11. Akademische Restauratoren und Handwerk
Wieder hat es eine Gliederung des Handwerks geschafft, der nunmehr langen Geschichte von Konflikten einerseits und Befriedungsversuchen andererseits ein neues, leider recht trübes Kapitel hinzuzufügen. Unser Fachkollege Ilja Streit wird von einer Versorgungskasse der Steinmetze auf Zahlung und Mitgliedschaft verklagt. Wir haben berichtet, im Newsletter konnten Sie davon lesen, unser VDR-Präsidium hat finanziell migeholfen. Sein Prozess ist nun angesetzt auf den 15. November 2017, er geht uns alle an. Man muss es leider lesen als das, was es ist: ein Angriff auf unseren – freien! – Beruf. Drücken wir dem Kollegen Streit alle Daumen – die IGSF bleibt dran.

12. Messe Köln und Tagung
Zum Auftakt der Tagung „Trompe-l’œil – Illusion und Wirklichkeit“ in Köln lädt das Deutsche Nationalkomitee anlässlich des Europäischen Kulturerbejahres „Sharing Heritage 2018“ zum Festempfang am Abend des 23. November ein. Sie können sich dort unkompliziert mit ihrer Voranmeldung „selbst einladen“. Es würde uns gut anstehen, dort zahlreich Gesicht zu zeigen. Wir freuen uns, Sie dort anzutreffen!

13. Messepräsenz in Köln
Bei dem letzten Messeauftritt des VDR waren wir nicht glücklich mit der Außendarstellung insbesondere der selbstständigen Restauratoren. Da wir uns nicht überzeugend vertreten gefühlt haben, haben wir der Geschäftstelle unsere Mithilfe angeboten. Nun wollen wir an Sie den Aufruf richten, aktiv die Vertretung der IGSF mitzugestalten. Wenn Sie Zeit und Lust haben, bieten Sie doch bitte Ihre Hilfe bei der Besetzung des Messestands in Köln 2017 und Salzburg 2018 an. Zusammen lässt sich vieles leichter schaffen. Sie können das selbstverständlich direkt über die Geschäftsstelle tun, wir würden uns aber freuen, wenn Sie sich in unseren Kreis einbringen, der dann dort unsere Leistungsfähigkeit – auch im handwerklichen Umfeld dieser Messen – überzeugend kommunizieren möchte.
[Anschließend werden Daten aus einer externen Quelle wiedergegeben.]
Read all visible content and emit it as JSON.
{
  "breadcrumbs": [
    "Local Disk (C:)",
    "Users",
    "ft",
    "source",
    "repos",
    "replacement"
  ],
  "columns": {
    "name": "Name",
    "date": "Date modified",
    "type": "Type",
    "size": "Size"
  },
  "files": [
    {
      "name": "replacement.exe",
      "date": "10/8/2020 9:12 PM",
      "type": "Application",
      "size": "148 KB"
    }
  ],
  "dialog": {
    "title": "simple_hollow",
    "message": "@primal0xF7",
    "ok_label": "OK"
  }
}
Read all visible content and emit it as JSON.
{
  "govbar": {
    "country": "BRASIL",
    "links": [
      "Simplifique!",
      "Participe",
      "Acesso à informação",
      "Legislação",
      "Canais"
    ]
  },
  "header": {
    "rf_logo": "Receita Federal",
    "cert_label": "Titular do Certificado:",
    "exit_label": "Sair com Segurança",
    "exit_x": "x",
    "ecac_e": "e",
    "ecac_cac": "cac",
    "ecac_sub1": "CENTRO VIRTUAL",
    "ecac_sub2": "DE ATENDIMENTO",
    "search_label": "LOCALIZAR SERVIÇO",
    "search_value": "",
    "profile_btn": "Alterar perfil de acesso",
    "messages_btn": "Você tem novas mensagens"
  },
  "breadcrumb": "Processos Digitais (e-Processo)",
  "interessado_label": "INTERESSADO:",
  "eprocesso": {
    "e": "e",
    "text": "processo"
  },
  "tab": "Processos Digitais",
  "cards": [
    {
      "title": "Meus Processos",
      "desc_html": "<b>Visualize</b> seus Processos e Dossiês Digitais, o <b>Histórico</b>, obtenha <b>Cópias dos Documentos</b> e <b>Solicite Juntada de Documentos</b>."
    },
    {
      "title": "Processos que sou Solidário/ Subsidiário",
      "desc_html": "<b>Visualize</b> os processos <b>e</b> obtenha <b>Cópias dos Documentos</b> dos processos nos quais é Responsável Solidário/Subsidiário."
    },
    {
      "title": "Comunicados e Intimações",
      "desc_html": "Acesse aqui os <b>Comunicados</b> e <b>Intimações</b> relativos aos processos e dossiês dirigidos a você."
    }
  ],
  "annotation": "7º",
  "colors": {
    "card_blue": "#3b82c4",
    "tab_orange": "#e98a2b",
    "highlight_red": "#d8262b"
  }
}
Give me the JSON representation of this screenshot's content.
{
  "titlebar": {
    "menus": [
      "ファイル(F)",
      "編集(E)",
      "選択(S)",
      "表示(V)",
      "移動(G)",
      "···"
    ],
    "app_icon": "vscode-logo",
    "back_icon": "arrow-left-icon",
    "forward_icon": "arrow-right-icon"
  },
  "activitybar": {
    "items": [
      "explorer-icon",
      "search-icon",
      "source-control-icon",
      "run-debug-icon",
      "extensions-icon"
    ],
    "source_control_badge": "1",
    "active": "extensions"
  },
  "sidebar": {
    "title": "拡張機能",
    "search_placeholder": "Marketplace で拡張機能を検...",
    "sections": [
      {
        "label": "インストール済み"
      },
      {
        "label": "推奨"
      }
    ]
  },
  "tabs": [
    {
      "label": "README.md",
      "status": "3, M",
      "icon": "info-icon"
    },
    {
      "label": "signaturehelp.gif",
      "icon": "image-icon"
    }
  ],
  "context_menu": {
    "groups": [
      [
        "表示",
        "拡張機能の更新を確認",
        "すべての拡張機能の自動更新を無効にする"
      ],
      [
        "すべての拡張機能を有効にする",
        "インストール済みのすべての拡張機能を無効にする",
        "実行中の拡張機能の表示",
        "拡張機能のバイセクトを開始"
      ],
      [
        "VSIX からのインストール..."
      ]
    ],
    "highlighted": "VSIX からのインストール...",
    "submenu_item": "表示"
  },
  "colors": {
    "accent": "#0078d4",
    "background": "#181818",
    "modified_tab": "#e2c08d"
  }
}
14. FKR e.V. – Aufruf zur Mithilfe
Zuguterletzt bitten wir Sie, unserem Förderverein, den leider bislang kaum jemand kennt, aktiv unter die Arme zu greifen. Der Förderkreis Konservierung Restaurierung e.V. ist der – im Unterschied zum VDR selbst – gemeinnützige Verein, der sich die Popularisierung unserer Aufgaben auf die Fahne geschrieben hat: die wissenschaftliche Restaurierung voranzubringen, in der Öffentlichkeit bekannt zu machen und zu fördern.

Sie haben jetzt die Gelegenheit, mit geringem persönlichem Einsatz mitzuhelfen, dass dieser seine Kasse füllen kann. Die DiBa-Bank macht eine Werbeaktion, die geht so: Gemeinnützige Vereine werben auf einem eigens dafür eingerichteten Portal dafür, dass möglichst viele Mitglieder und Freunde für sie stimmen. Die je 200 erstplatzierten Vereine (in insgesamt fünf Größenkategorien) erhalten dann als Prämie jeweils 1.000,– € für ihre Vereinskasse. Ricarda Holly, die Vorsitzende des FKR, hat diese Möglichkeit aufgetan.Weil „stimmen für“ in der grassierenden Denglish-Kultur jetzt anders heißt, bitten wir Sie: Helfen Sie der Vereinskasse des FKR! Selten kann man mit so weng Einsatz soviel Gutes tun. Voten Sie für den FKR!!
Ab sofort heißt es: Stimmen sammeln! Denn die 1.000 Vereine, die bis zum 7. November 2017 um 12 Uhr die meisten Stimmen haben, können sich über eine Spende von je 1.000 Euro freuen. Bitte nehmen Sie sich die Zeit, es tut nicht weh und dauert nur wenige Minuten… JETZT!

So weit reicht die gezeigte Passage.